Complete step-by-step solution:
We are given a graph in which height of five plants before and after adding the fertilizer has been given. It is also shown in the graph that beige color shows the height before fertilizer has been added and pink shows the height after the fertilizer has been added. We have been asked the mean growth of new plants.
We will start by finding the growth of each plant.
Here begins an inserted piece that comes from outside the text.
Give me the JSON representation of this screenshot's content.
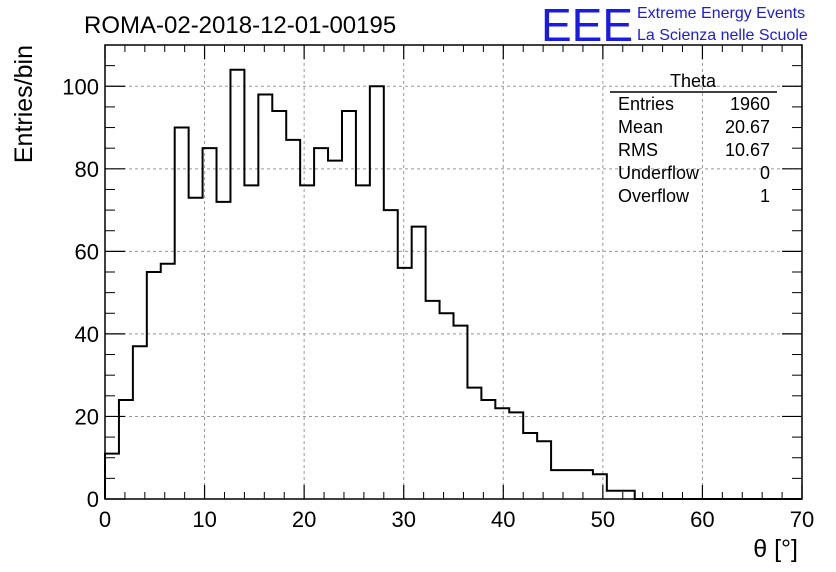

Growth in Plant 1 = $17 - 12.5 = 4.5cm$
Growth in Plant 2 = $19.5 - 15.5 = 4cm$
Growth in Plant 3 = $17.5 - 13.5 = 4cm$
Growth in Plant 4 = $22.5 - 18 = 4.5cm$
Growth in Plant 5 = $23 - 17.5 = 5.5cm$
Now, we have the growth of each plant after the fertilizer has been added.
Now, we will find the mean growth.
$ \Rightarrow $ Mean =$\dfrac{{{\text{Sum of observations}}}}{{{\text{No}}{\text{. of observations}}}}$
Putting all the values,
$ \Rightarrow $ Mean =$\dfrac{{4.5 + 4 + 4 + 4.5 + 5.5}}{5}$
Adding the terms we get,
$ \Rightarrow $ Mean =$\dfrac{{22.5}}{5}$
Hence,
$ \Rightarrow $ Mean =$4.5cm$

$\therefore $ The mean growth of the new plants is option A) $4.5cm$.

Note: We have to remember that, a mean is the simple mathematical average of a set of two or more numbers. The mean for a given set of numbers can be computed in more than one way, including the arithmetic mean method, which uses the sum of the numbers in the series, and the geometric mean method, which is the average of a set of products. However, all of the primary methods of computing a simple average produce the same approximate result most of the time.
Many students put the new heights in the formula. You have been asked to mean ‘growth’. So, you have to find the growth first and then put it in the formula. Do not put the new heights directly as it will give the wrong answer.